Cum Posey

April 12, 1925: Homestead Grays open season by defeating McConkey Macks

This article was written by Donna L. Halper

Cum POseyIt wasn’t easy being an independent team in 1925. These teams barnstormed from city to city, relying on their manager to arrange each month’s schedule,1 hoping they’d make enough money to pay the bills.

If you were a Black team operating outside of the Negro National League, which was now in its sixth season, or the Eastern Colored League, now in its third, there was the additional challenge of segregation, which meant many White teams would not play against yours. In Pittsburgh, home to a number of barnstorming Black clubs, not all of them were doing well. By summer, the Pittsburgh Giants, managed by Sell Hall, and the Pittsburgh Keystones, managed by Fred D. Downer, were on the verge of going out of business.2

But one independent team was not only surviving – it was thriving. The Homestead Grays had debuted in 1912, and by 1922 they were competing with the professional, league-affiliated Black clubs for talent.3 The Grays were among the few independent teams doing well financially, and they were a big draw everywhere they played.

The Grays were exciting to watch: they had speed, they hit for power, and they won a lot of games, even when facing some very tough competition. During the 1924 season, for example, they distinguished themselves as “the only independent team … in western Pennsylvania to win over 100 games … playing some of the best white teams in the [region].”4

And it wasn’t just fans of semipro ball who supported them. Many fans of the National League’s Pittsburgh Pirates also came out to see the Grays compete; both teams played their home games at Forbes Field, and whenever the Pirates weren’t playing well, fans would shout, “Bring on the Homestead Grays!”5    

Grays manager Cumberland “Cum” Posey had added some new players for the start of the 1925 season, including shortstop Gerald Williams, pitcher Smokey Joe Williams, and outfielder Vic Harris. Gerald Williams had been signed to replace the flashy Malcolm “Scrappy” Brown, who had signed with the Pittsburgh Giants,6 which would turn out to be a bad move, given the team’s financial problems. Vic Harris had played in Cleveland, first with the Tate Stars and then the Cleveland Browns; he then moved to Chicago to join the Negro National League’s American Giants before signing with the Grays.

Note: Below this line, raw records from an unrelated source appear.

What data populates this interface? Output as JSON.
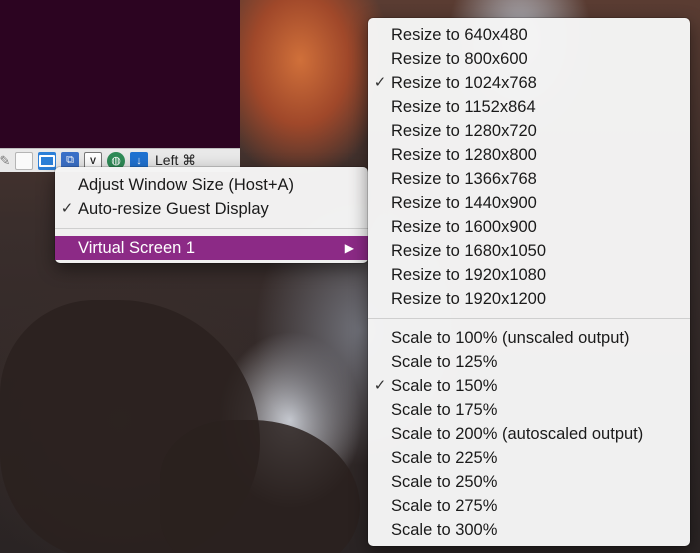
{
  "statusbar": {
    "host_key_text": "Left ⌘",
    "icons": [
      "pencil-icon",
      "blank-disk-icon",
      "screen-icon",
      "network-icon",
      "video-capture-icon",
      "globe-icon",
      "download-icon"
    ],
    "video_icon_text": "V"
  },
  "view_menu": {
    "items": [
      {
        "label": "Adjust Window Size (Host+A)",
        "checked": false
      },
      {
        "label": "Auto-resize Guest Display",
        "checked": true
      },
      {
        "label": "Virtual Screen 1",
        "highlighted": true,
        "has_submenu": true
      }
    ],
    "submenu_arrow": "▶",
    "highlight_color": "#8c2a86"
  },
  "virtual_screen_submenu": {
    "resize_items": [
      {
        "label": "Resize to 640x480",
        "checked": false
      },
      {
        "label": "Resize to 800x600",
        "checked": false
      },
      {
        "label": "Resize to 1024x768",
        "checked": true
      },
      {
        "label": "Resize to 1152x864",
        "checked": false
      },
      {
        "label": "Resize to 1280x720",
        "checked": false
      },
      {
        "label": "Resize to 1280x800",
        "checked": false
      },
      {
        "label": "Resize to 1366x768",
        "checked": false
      },
      {
        "label": "Resize to 1440x900",
        "checked": false
      },
      {
        "label": "Resize to 1600x900",
        "checked": false
      },
      {
        "label": "Resize to 1680x1050",
        "checked": false
      },
      {
        "label": "Resize to 1920x1080",
        "checked": false
      },
      {
        "label": "Resize to 1920x1200",
        "checked": false
      }
    ],
    "scale_items": [
      {
        "label": "Scale to 100% (unscaled output)",
        "checked": false
      },
      {
        "label": "Scale to 125%",
        "checked": false
      },
      {
        "label": "Scale to 150%",
        "checked": true
      },
      {
        "label": "Scale to 175%",
        "checked": false
      },
      {
        "label": "Scale to 200% (autoscaled output)",
        "checked": false
      },
      {
        "label": "Scale to 225%",
        "checked": false
      },
      {
        "label": "Scale to 250%",
        "checked": false
      },
      {
        "label": "Scale to 275%",
        "checked": false
      },
      {
        "label": "Scale to 300%",
        "checked": false
      }
    ],
    "check_mark": "✓"
  }
}
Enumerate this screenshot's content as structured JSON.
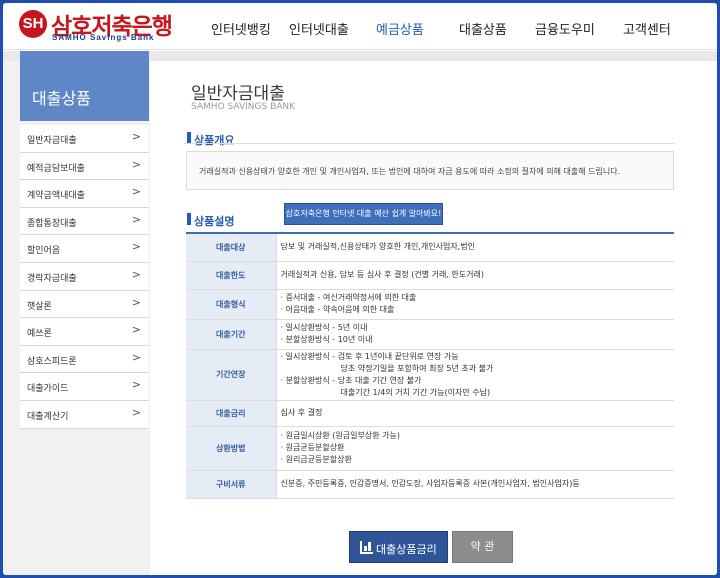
{
  "header": {
    "logo": {
      "seal": "SH",
      "brand": "삼호저축은행",
      "sub": "SAMHO Savings Bank"
    },
    "menu": [
      "인터넷뱅킹",
      "인터넷대출",
      "예금상품",
      "대출상품",
      "금융도우미",
      "고객센터"
    ],
    "active_menu": "예금상품"
  },
  "sidebar": {
    "title": "대출상품",
    "items": [
      "일반자금대출",
      "예적금담보대출",
      "계약금액내대출",
      "종합통장대출",
      "할인어음",
      "경락자금대출",
      "햇살론",
      "예쓰론",
      "삼호스피드론",
      "대출가이드",
      "대출계산기"
    ]
  },
  "page": {
    "title": "일반자금대출",
    "subtitle": "SAMHO SAVINGS BANK",
    "overview_title": "상품개요",
    "overview_text": "거래실적과 신용상태가 양호한 개인 및 개인사업자, 또는 법인에 대하여 자금 용도에 따라 소정의 절차에 의해 대출해 드립니다.",
    "desc_title": "상품설명",
    "notice_button": "삼호저축은행 인터넷 대출 예산 쉽게 알아봐요!",
    "rows": [
      {
        "label": "대출대상",
        "lines": [
          "담보 및 거래실적,신용상태가 양호한 개인,개인사업자,법인"
        ]
      },
      {
        "label": "대출한도",
        "lines": [
          "거래실적과 신용, 담보 등 심사 후 결정 (건별 거래, 한도거래)"
        ]
      },
      {
        "label": "대출형식",
        "lines": [
          "· 증서대출 - 여신거래약정서에 의한 대출",
          "· 어음대출 - 약속어음에 의한 대출"
        ]
      },
      {
        "label": "대출기간",
        "lines": [
          "· 일시상환방식 - 5년 이내",
          "· 분할상환방식 - 10년 이내"
        ]
      },
      {
        "label": "기간연장",
        "lines": [
          "· 일시상환방식 - 검토 후 1년이내 끝단위로 연장 가능",
          "당초 약정기일을 포함하여 최장 5년 초과 불가",
          "· 분할상환방식 - 당초 대출 기간 연장 불가",
          "대출기간 1/4의 거치 기간 가능(이자만 수납)"
        ]
      },
      {
        "label": "대출금리",
        "lines": [
          "심사 후 결정"
        ]
      },
      {
        "label": "상환방법",
        "lines": [
          "· 원금일시상환 (원금일부상환 가능)",
          "· 원금균등분할상환",
          "· 원리금균등분할상환"
        ]
      },
      {
        "label": "구비서류",
        "lines": [
          "신분증, 주민등록증, 인감증명서, 인감도장, 사업자등록증 사본(개인사업자, 법인사업자)등"
        ]
      }
    ],
    "rate_button": "대출상품금리",
    "terms_button": "약 관"
  },
  "colors": {
    "brand_red": "#c4161c",
    "brand_blue": "#1b3f8f",
    "accent": "#1d5fb5",
    "sidebar_head": "#5f86c7"
  }
}
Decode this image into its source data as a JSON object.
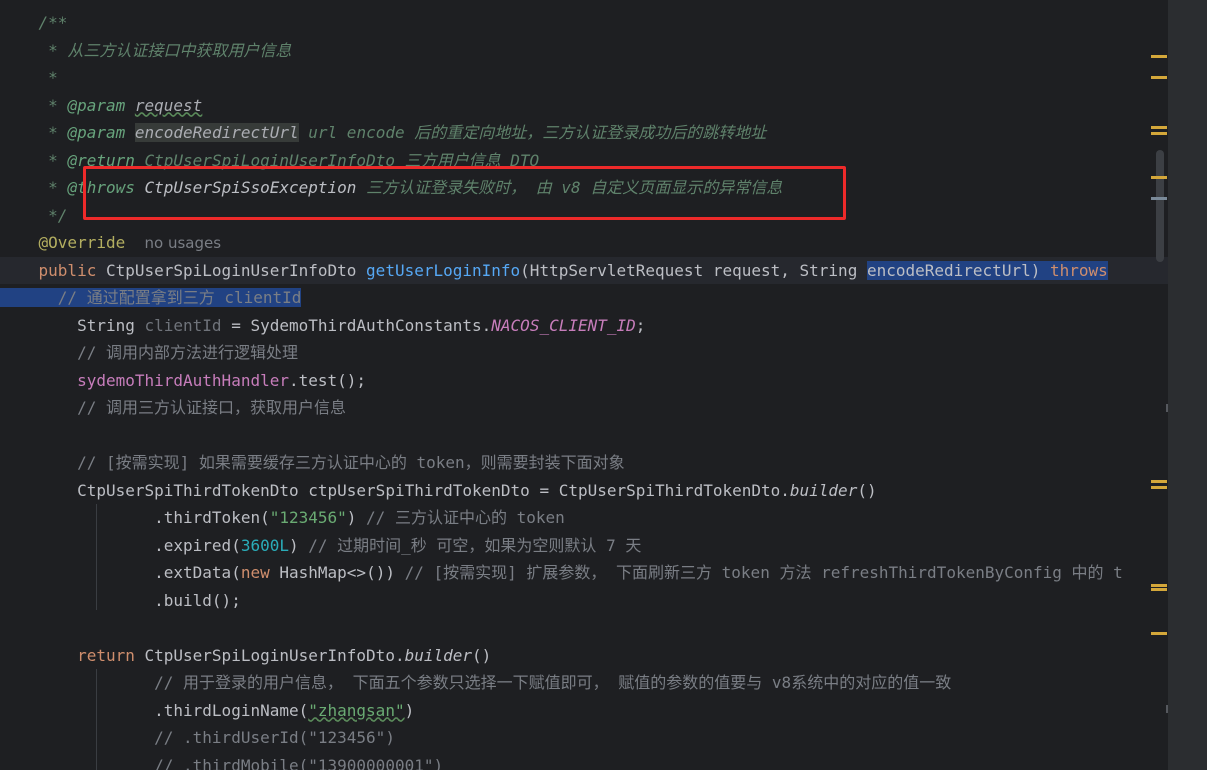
{
  "editor": {
    "lines": [
      {
        "segs": [
          [
            "    /**",
            "doc"
          ]
        ]
      },
      {
        "segs": [
          [
            "     * 从三方认证接口中获取用户信息",
            "doc"
          ]
        ]
      },
      {
        "segs": [
          [
            "     *",
            "doc"
          ]
        ]
      },
      {
        "segs": [
          [
            "     * ",
            "doc"
          ],
          [
            "@param",
            "doctag"
          ],
          [
            " ",
            "doc"
          ],
          [
            "request",
            "docparam"
          ]
        ]
      },
      {
        "segs": [
          [
            "     * ",
            "doc"
          ],
          [
            "@param",
            "doctag"
          ],
          [
            " ",
            "doc"
          ],
          [
            "encodeRedirectUrl",
            "docparamhl"
          ],
          [
            " url encode 后的重定向地址，三方认证登录成功后的跳转地址",
            "doc"
          ]
        ]
      },
      {
        "segs": [
          [
            "     * ",
            "doc"
          ],
          [
            "@return",
            "doctag"
          ],
          [
            " CtpUserSpiLoginUserInfoDto 三方用户信息 DTO",
            "doc"
          ]
        ]
      },
      {
        "segs": [
          [
            "     * ",
            "doc"
          ],
          [
            "@throws",
            "doctag"
          ],
          [
            " ",
            "doc"
          ],
          [
            "CtpUserSpiSsoException",
            "docref"
          ],
          [
            " 三方认证登录失败时， 由 v8 自定义页面显示的异常信息",
            "doc"
          ]
        ]
      },
      {
        "segs": [
          [
            "     */",
            "doc"
          ]
        ]
      },
      {
        "segs": [
          [
            "    ",
            ""
          ],
          [
            "@Override",
            "ann"
          ],
          [
            "  ",
            ""
          ],
          [
            "no usages",
            "hint"
          ]
        ]
      },
      {
        "segs": [
          [
            "    ",
            ""
          ],
          [
            "public",
            "kw"
          ],
          [
            " CtpUserSpiLoginUserInfoDto ",
            ""
          ],
          [
            "getUserLoginInfo",
            "fn"
          ],
          [
            "(HttpServletRequest request, String ",
            ""
          ],
          [
            "encodeRedirectUrl",
            "sel"
          ],
          [
            ")",
            "selp"
          ],
          [
            " throws",
            "selkw"
          ]
        ],
        "caret": true
      },
      {
        "segs": [
          [
            "  ",
            "selbg"
          ],
          [
            "    // 通过配置拿到三方 clientId",
            "selcm"
          ]
        ]
      },
      {
        "segs": [
          [
            "        String ",
            ""
          ],
          [
            "clientId",
            "unused"
          ],
          [
            " = SydemoThirdAuthConstants.",
            ""
          ],
          [
            "NACOS_CLIENT_ID",
            "const"
          ],
          [
            ";",
            ""
          ]
        ]
      },
      {
        "segs": [
          [
            "        // 调用内部方法进行逻辑处理",
            "cm"
          ]
        ]
      },
      {
        "segs": [
          [
            "        ",
            ""
          ],
          [
            "sydemoThirdAuthHandler",
            "field"
          ],
          [
            ".test();",
            ""
          ]
        ]
      },
      {
        "segs": [
          [
            "        // 调用三方认证接口，获取用户信息",
            "cm"
          ]
        ]
      },
      {
        "segs": [
          [
            "",
            ""
          ]
        ]
      },
      {
        "segs": [
          [
            "        // [按需实现] 如果需要缓存三方认证中心的 token，则需要封装下面对象",
            "cm"
          ]
        ]
      },
      {
        "segs": [
          [
            "        CtpUserSpiThirdTokenDto ctpUserSpiThirdTokenDto = CtpUserSpiThirdTokenDto.",
            ""
          ],
          [
            "builder",
            "static"
          ],
          [
            "()",
            ""
          ]
        ]
      },
      {
        "segs": [
          [
            "                .thirdToken(",
            ""
          ],
          [
            "\"123456\"",
            "str"
          ],
          [
            ") ",
            ""
          ],
          [
            "// 三方认证中心的 token",
            "cm"
          ]
        ]
      },
      {
        "segs": [
          [
            "                .expired(",
            ""
          ],
          [
            "3600L",
            "num"
          ],
          [
            ") ",
            ""
          ],
          [
            "// 过期时间_秒 可空，如果为空则默认 7 天",
            "cm"
          ]
        ]
      },
      {
        "segs": [
          [
            "                .extData(",
            ""
          ],
          [
            "new",
            "kw"
          ],
          [
            " HashMap<>()) ",
            ""
          ],
          [
            "// [按需实现] 扩展参数， 下面刷新三方 token 方法 refreshThirdTokenByConfig 中的 t",
            "cm"
          ]
        ]
      },
      {
        "segs": [
          [
            "                .build();",
            ""
          ]
        ]
      },
      {
        "segs": [
          [
            "",
            ""
          ]
        ]
      },
      {
        "segs": [
          [
            "        ",
            ""
          ],
          [
            "return",
            "kw"
          ],
          [
            " CtpUserSpiLoginUserInfoDto.",
            ""
          ],
          [
            "builder",
            "static"
          ],
          [
            "()",
            ""
          ]
        ]
      },
      {
        "segs": [
          [
            "                // 用于登录的用户信息， 下面五个参数只选择一下赋值即可， 赋值的参数的值要与 v8系统中的对应的值一致",
            "cm"
          ]
        ]
      },
      {
        "segs": [
          [
            "                .thirdLoginName(",
            ""
          ],
          [
            "\"zhangsan\"",
            "strsq"
          ],
          [
            ")",
            ""
          ]
        ]
      },
      {
        "segs": [
          [
            "                // .thirdUserId(\"123456\")",
            "cm"
          ]
        ]
      },
      {
        "segs": [
          [
            "                // .thirdMobile(\"13900000001\")",
            "cm"
          ]
        ]
      }
    ]
  },
  "colors": {
    "background": "#1e1f22",
    "highlight_box": "#ee2a2a",
    "selection": "#214283",
    "warning_mark": "#d4a73a"
  }
}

Smokey Joe Williams, known as one of Negro baseball’s best pitchers,7 had spent much of his career as a mainstay for New York’s Lincoln Giants. He was 39 years old when Posey signed him, and while he no longer had the “blinding speed” of his youth, he was still very effective, able to rely on “excellent command of his pitches.”8 Because of Posey’s acquisitions, some watching as the Grays prepared for the new season believed that this year’s team was “the strongest in the history of the club.”9   

The Grays opened the 1925 season with a road game, traveling 60 miles southwest to Bauers Park in Wheeling, West Virginia, on Easter Sunday, April 12, to play the McConkey Club. The owner and manager of the hometown team was Hugh E. McConkey, a local merchant and a longtime patron of semipro baseball in Wheeling. He was so influential that the newspapers often called him the Dean of Ohio Valley Baseball.10 McConkey owned a cigar shop, and as might be expected, one of his earliest teams was called the Stogies,11 but by the 1920s, most people knew his club as the Macks.12

The Grays were no strangers to Wheeling; they had played against another Wheeling semipro team, the Bauers Baseball Club, since 1920,13 and they always drew big crowds. The McConkey club had not played the Grays before, but they had played a popular Black semipro team from Wheeling, the Clark Athletics, as far back in 1918.14 Interestingly, although Wheeling was a segregated city and both the Bauers and the McConkeys were White teams, neither club seemed to have any concerns about playing against a Black team, especially one as well known as the Homestead Grays. And other than referring to the Grays as a “colored team,” common terminology in that era, the local press did not report the Grays games any differently than the games of the local white teams.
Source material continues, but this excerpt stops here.